Jacob Rees-Mogg triggers alarm with Brexit plan for sparkling wine in plastic bottles

11 comments
  1. For more on the new Rees Mogg dastardly devious Brexit device:

    >The UK government has invited people to use a new website to identify EU laws they wish to scrap, in a move that would deliver a “crucial boost to productivity” but which critics dismissed as a Brexiter “vanity exercise”.
    >
    >Jacob Rees-Mogg [unveiled the online “dashboard” in parliament](https://public.tableau.com/app/profile/governmentreporting/viz/UKGovernment-RetainedEULawDashboard/Guidance) on Wednesday, which lists 2,400 pieces of “retained EU law” that have been transferred to the UK statute book.
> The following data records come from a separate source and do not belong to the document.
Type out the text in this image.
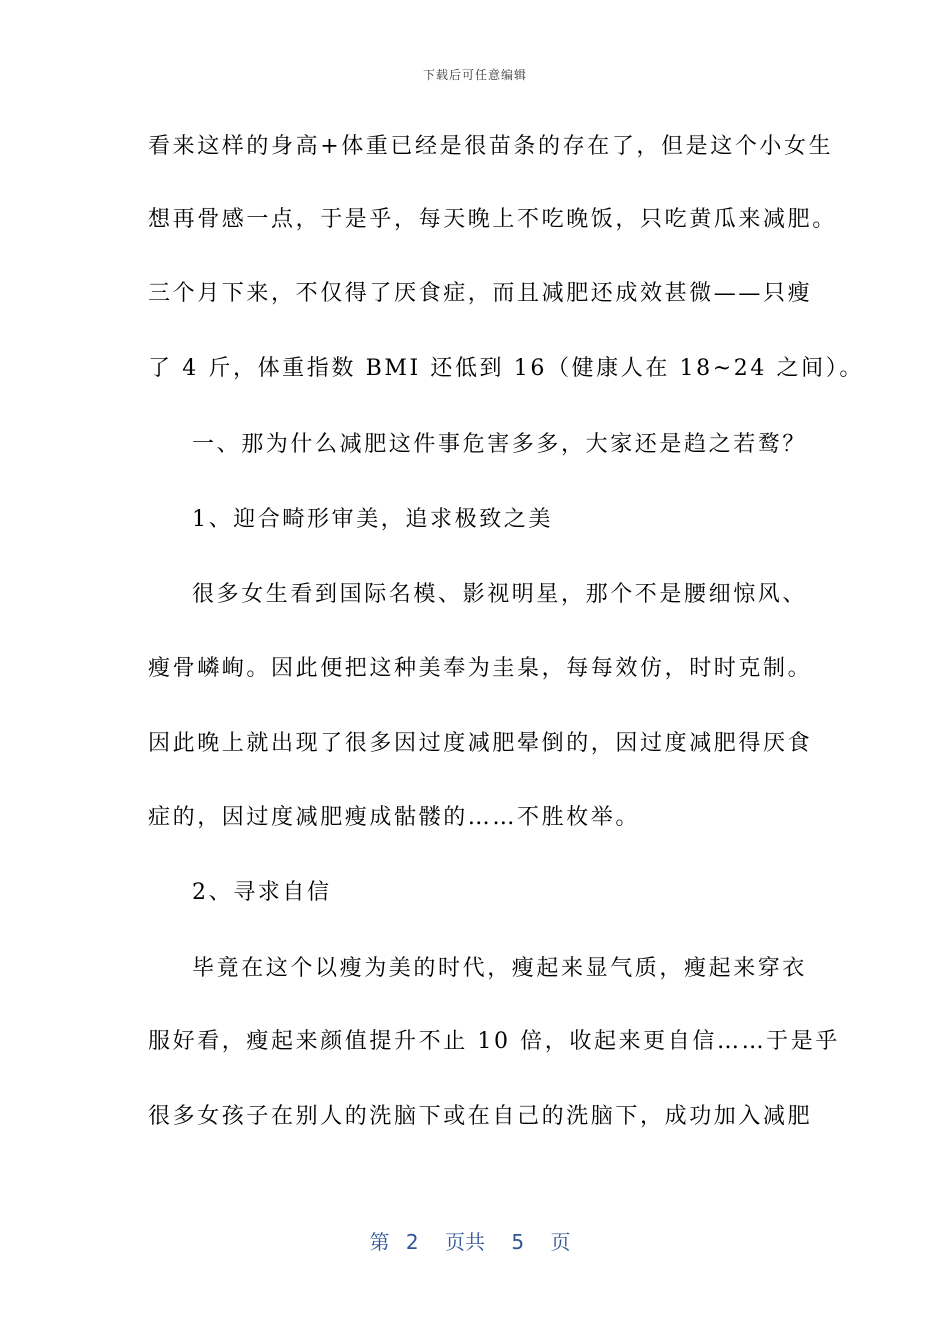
下载后可任意编辑
看来这样的身高+体重已经是很苗条的存在了，但是这个小女生
想再骨感一点，于是乎，每天晚上不吃晚饭，只吃黄瓜来减肥。
三个月下来，不仅得了厌食症，而且减肥还成效甚微——只瘦
了 4 斤，体重指数 BMI 还低到 16（健康人在 18~24 之间）。
一、那为什么减肥这件事危害多多，大家还是趋之若鹜？
1、迎合畸形审美，追求极致之美
很多女生看到国际名模、影视明星，那个不是腰细惊风、
瘦骨嶙峋。因此便把这种美奉为圭臬，每每效仿，时时克制。
因此晚上就出现了很多因过度减肥晕倒的，因过度减肥得厌食
症的，因过度减肥瘦成骷髅的……不胜枚举。
2、寻求自信
毕竟在这个以瘦为美的时代，瘦起来显气质，瘦起来穿衣
服好看，瘦起来颜值提升不止 10 倍，收起来更自信……于是乎
很多女孩子在别人的洗脑下或在自己的洗脑下，成功加入减肥
第 2 页共 5 页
The Brexit opportunities minister then invited members of the public to say which pieces they wanted to repeal.
    >
    >“This dashboard offers the public a real opportunity: everything on it we can now change,” he told MPs, adding: “Together we will make reforms that will create a crucial boost to productivity and help us bring the benefits of growth to the whole country.”
    >
    >However, the Labour opposition, leading economists and experts in regulatory policy said that removing small amounts of residual EU law — a long-cherished objective of Brexiters — would not bring sudden economic benefits and could even reduce the attractiveness of the UK to inward investment.
    >
    >Stephen Doughty, the shadow Europe minister, said the scheme was a Brexiter “vanity project” and a “make-work scheme” for Whitehall officials and government departments charged with delivering quarterly progress reports.
    >
    >Doughty added that it was not clear how many members of the public would ever delve into the government’s new “digital filing cabinet” of EU law.
    >
    >The Office for Budget Responsibility, the independent fiscal watchdog, has said that Brexit will ultimately reduce productivity and UK gross domestic product by 4 per cent compared with if the UK had retained EU membership.
    >
    >Thomas Sampson, an associate professor of economics at the London School of Economics who has modelled the effects of Brexit on UK trade, said there was no economic basis for the assertion that cutting EU regulation would deliver a “crucial boost” to productivity.
    >
    >“Since 2016 the government has failed to identify any changes to EU regulations that would make a substantial difference to productivity growth. There is no reason to believe that the latest initiative will change that fundamental fact,” he added.
    >
    >Nicholas Crafts, professor of economic history at Sussex university, said that even the most optimistic estimates made at the time of the 2016 EU referendum by the pro-Brexit think-tank Open Europe found deregulation could increase GDP by 0.7-1.3 per cent — far short of the 4 per cent hit from leaving the EU single market.
    >
    >“That was the most optimistic estimate, but you would have offset that against the costs associated with divergence which can themselves deter investment,” he said. …
    >
    >([*FT: Rees-Mogg asks public to say which retained EU laws they want to scrap*](https://www.ft.com/content/ba5b3944-178b-4084-87da-75614edb3fb7) – ([🪞](https://archive.ph/2mVyN)))

  2. > Did you know you can’t sell sparkling wine in a plastic bottle? You may think drinking sparkling wine out of a plastic bottle is dreadful, but if you want to, why should there be a law stopping you?

    There isn’t, Jacob, you almighty fuckwit. You are perfectly entitled to decant your wine into a plastic bottle and drink it from that if you want. Selling and drinking are different things.

  3. Is there an option to indicate particular pieces of, for example, employment rights or consumer protection within EU retained laws that citizens think should at all costs be preserved? Or is it only scrapping rights and protections that can be supported through this portal?

  4. > Did you know you can’t sell metal forks to insert into plug sockets? You may think scratching your bum with a metal fork inserted into a plug socket is dreadful, but if you want to, why should there be a law stopping you?

  5. So Brexit would only have an upside?

    Six years after the vote, and two years after we actually withdrew, the benefits are still so imperceptible that they have to appoint a minister to look for them. Then he has to ask the electorate.

    And still, the best they can come up with is “You can put your Prosecco in plastic bottles now. Hurrah!”

  6. What’s the point of a snobby nobby if they don’t understand why quality luxury items are how they are? If he can’t understand finer wines then why the fuck do we have this nanny boy?

  7. I suspect JRM has never opened his own sparkling wine. Anyone who has would immediately understand the amongst of pressure built up.